I ran into this expression while reading through a chapter a book:
$$\sum_{i=0}^{n}\frac{e^{-1500}1500^i}{i!} \ge 0.95$$
And they solve for $n$ and got $n = 1564$ from the expression, but there's no detail on how to get $n$. Can someone explain how to get that number for $n$?
The book is Discrete Event System Simulation by Jerry Banks. This is in the 5th Edition, Chapter 6 Example 6.15, if anyone wants to look this up.
On
From a purely algebraic point of view $$\sum_{i=0}^{n}\frac{e^{-1500}1500^i}{i!} =\frac{\Gamma (n+1,1500)}{\Gamma (n+1)}$$ So, you could consider that we look for the zero of function $$f(x)=\frac{\Gamma (x+1,1500)}{\Gamma (x+1)}-0.95$$ which is not very well conditioned. Better will be to search for the zero of $$g(x)=\log \left(\frac{\Gamma (x+1,1500)}{\Gamma (x+1)}\right)-\log(0.95)$$ Remembering that $\frac{\Gamma (m,m)}{\Gamma (m)} < \frac 12$, let us use Newton method with $x_0=1500$. Since $g(x_0) <0$ and $g''(x_0) <0$, by Darboux theorem, we shall not face any overshoot of the solution which is $x=1563.485020$.
Just for the fun of it, ask Wolfram Alpha to plot $g(x)$ for $1500 \leq x \leq 1600$.

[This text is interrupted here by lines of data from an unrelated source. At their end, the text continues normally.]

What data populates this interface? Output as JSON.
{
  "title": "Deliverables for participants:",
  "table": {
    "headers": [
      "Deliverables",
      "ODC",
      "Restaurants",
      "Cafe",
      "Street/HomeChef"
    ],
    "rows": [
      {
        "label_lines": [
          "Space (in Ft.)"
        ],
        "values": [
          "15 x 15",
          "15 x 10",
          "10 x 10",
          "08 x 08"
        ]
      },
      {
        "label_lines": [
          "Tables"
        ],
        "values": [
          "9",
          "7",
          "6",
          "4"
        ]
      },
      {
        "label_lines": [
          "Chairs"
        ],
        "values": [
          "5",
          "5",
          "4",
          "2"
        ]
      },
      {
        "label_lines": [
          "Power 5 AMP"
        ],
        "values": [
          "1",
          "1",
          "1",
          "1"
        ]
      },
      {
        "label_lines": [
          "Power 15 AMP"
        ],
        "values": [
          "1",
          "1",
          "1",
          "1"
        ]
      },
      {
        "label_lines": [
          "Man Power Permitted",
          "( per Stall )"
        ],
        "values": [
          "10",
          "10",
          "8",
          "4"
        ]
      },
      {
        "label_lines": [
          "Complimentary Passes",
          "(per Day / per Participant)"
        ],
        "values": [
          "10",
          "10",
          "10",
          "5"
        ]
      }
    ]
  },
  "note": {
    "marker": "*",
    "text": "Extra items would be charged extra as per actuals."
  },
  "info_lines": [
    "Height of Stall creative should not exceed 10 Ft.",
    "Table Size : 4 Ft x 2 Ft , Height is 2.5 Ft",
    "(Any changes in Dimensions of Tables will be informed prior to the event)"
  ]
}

The probability distribution is the Poisson distribution with $\lambda=1500$. For large $\lambda$ the distribution is approximately normal with mean $\lambda$ and variance $\lambda$, so standard deviation $\sigma=\sqrt \lambda$. For a one-sided normal distribution you have $5\%$ of the area above mean + $1.648 \sigma$, which here is $1500+1.648 \sqrt {1500} \approx 1564$